In my usual morning radar sweep of the different information sources I monitor, there is story after story of Mandarin Class academics and journalists stumbling over basic reading skills in terms of survey questions/other sources. There was Naomi Wolfe's misunderstanding of "death recorded". There was Paul Dolan's misunderstanding of "spouse absent". And now this, Americans May Be Strapped, But the Go-To Statistic Is False by Michael R. Strain.

Indeed. I simultaneously believe that Mandarin Class policy makers in Washington, D.C. and in the mainstream media do not understand the precariousness of household finances for the bottom 40%, maybe even 60%, and also believe that 40% of American households could not absorb a $400 dollar unexpected expense claim is a lie.

Strain does the basic research on this decades old, and oft refuted claim.
Others have been equally skeptical of the $400 story, and published convincing rebuttals. Nevertheless, it has become the conventional wisdom. So when this issue flared up again last month, I decided to look into it. It turns out the claim that nearly half of Americans are a flat tire away from financial crisis is largely based on an inaccurate reading of one survey question.

The question comes from the annual “Report on the Economic Well-Being of U.S. Households” by the Federal Reserve. The report finds, in 2018, that 61% of adults would cover a $400 unexpected expense using cash (or its equivalent). Politicians and many in the media seem to be subtracting 61 from 100, and concluding that 39% of people, to use Warren’s phrase, “can’t come up with” the money they’d need to handle this situation.

Instead, as the Fed report makes clear, though “the remaining 4 in 10 adults” “would have more difficulty covering such an expense,” many of them would be able to make it work by carrying a credit card balance or borrowing from friends and family. (Presumably some of these adults are 18-year-olds borrowing from their parents, but I’m not sure about that.)

The report states: “Twelve percent of adults would be unable to pay the expense by any means.” I’m dubious about that as well. In any event, 12% is a lot less than 39%.

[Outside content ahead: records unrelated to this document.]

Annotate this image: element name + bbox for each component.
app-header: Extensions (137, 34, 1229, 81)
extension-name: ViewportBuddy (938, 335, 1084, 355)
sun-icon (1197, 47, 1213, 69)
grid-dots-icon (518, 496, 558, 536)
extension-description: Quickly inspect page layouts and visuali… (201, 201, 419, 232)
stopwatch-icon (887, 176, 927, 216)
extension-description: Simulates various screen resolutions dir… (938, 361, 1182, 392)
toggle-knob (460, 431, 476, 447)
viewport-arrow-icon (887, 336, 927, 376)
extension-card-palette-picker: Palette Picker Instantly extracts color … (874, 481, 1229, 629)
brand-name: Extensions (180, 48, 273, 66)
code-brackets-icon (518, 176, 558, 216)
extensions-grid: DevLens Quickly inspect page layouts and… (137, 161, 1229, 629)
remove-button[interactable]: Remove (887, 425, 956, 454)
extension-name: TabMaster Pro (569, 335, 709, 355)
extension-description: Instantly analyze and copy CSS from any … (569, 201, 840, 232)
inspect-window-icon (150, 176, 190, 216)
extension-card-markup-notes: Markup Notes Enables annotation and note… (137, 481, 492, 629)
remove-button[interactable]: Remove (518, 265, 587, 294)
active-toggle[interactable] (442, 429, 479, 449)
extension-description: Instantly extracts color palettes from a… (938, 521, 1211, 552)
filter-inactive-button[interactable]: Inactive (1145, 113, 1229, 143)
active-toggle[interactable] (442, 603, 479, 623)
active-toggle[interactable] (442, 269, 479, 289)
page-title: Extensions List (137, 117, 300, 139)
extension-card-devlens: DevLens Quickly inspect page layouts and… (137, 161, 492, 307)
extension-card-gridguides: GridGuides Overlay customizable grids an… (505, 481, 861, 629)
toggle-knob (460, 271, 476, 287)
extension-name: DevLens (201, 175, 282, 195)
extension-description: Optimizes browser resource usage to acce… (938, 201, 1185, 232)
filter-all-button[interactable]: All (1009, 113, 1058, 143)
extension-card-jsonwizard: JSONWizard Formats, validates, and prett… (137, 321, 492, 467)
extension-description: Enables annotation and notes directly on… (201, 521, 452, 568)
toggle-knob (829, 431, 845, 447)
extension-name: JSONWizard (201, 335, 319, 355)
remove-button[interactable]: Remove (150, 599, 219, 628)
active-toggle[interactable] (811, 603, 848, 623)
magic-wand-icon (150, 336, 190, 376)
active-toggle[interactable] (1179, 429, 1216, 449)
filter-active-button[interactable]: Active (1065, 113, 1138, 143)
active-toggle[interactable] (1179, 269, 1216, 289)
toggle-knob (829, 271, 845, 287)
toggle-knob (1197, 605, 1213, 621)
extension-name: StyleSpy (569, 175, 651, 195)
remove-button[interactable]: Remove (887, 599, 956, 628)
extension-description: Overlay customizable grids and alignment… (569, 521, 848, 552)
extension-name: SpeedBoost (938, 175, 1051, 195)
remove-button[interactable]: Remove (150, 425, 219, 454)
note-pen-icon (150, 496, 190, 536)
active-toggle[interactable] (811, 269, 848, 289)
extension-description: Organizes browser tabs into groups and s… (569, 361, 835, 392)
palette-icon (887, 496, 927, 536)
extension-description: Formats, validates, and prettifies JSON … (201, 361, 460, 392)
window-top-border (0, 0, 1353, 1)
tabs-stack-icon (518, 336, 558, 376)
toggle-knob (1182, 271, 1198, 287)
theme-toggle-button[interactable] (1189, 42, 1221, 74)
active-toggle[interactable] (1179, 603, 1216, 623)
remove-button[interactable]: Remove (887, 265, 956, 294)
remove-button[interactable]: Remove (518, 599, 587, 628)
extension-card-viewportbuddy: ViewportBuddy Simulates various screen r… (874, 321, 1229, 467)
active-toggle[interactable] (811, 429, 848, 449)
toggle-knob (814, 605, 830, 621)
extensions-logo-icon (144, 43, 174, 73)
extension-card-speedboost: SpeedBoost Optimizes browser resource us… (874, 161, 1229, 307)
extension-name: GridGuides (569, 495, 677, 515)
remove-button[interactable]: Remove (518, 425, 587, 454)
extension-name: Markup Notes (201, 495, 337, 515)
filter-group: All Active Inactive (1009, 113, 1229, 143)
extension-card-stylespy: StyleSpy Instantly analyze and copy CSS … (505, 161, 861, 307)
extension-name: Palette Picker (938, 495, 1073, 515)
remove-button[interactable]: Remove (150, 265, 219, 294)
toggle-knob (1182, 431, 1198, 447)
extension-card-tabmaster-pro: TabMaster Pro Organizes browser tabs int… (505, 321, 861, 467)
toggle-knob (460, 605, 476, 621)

The report also goes out of its way to make clear that some of the 39% who wouldn’t use cash might still have $400 in the bank: “It is possible that some would choose to borrow even if they had $400 available, preserving their cash as a buffer for other expenses.” In a footnote, the report even cites a 2016 study finding that 76 percent of households had $400 in liquid assets, even after taking into account monthly expenses.

A number of people with healthy finances carry some credit-card debt while also holding cash. A financial adviser might counsel against this, but it is not necessarily a sign that the borrower’s life is, to use Harris’s phrase, in “complete upheaval.”

The common misinterpretation of this finding in the study is particularly strange in light of two other questions on the same survey. The Fed asks respondents whether they are able to pay all of their bills in full. Only 17% say they can’t pay some bills. Again, 17%, not 39%.

The Fed also asks respondents how a $400 emergency expense that they had to pay would affect their ability to pay their other bills. Eighty-five percent report that they would still be able to pay all their bills. Only 14% say that the emergency expense would result in their not being able to pay some bills.

I am troubled that 12% say they couldn’t cover the $400 expense, and that 14% claim it would stop them from paying some of their other bills. But even if respondents are accurately reporting on their finances, these numbers suggest their situation is relatively uncommon. By making the problem seem so widespread, politicians and journalists are making it harder to identify how to help people who really are suffering financial hardship.
So again, the Mandarin Class misreading survey questions and then making dramatic claims inconsistent with lived reality.

There is an old adage known as the Sagan Standard.
Extraordinary claims require extraordinary evidence.
The Mandarin Class, being largely science-denying anti-empiricists, seem comfortable with making extraordinary claims and also comfortable with ignoring the mandate to provide extraordinary evidence to support the extraordinary claim.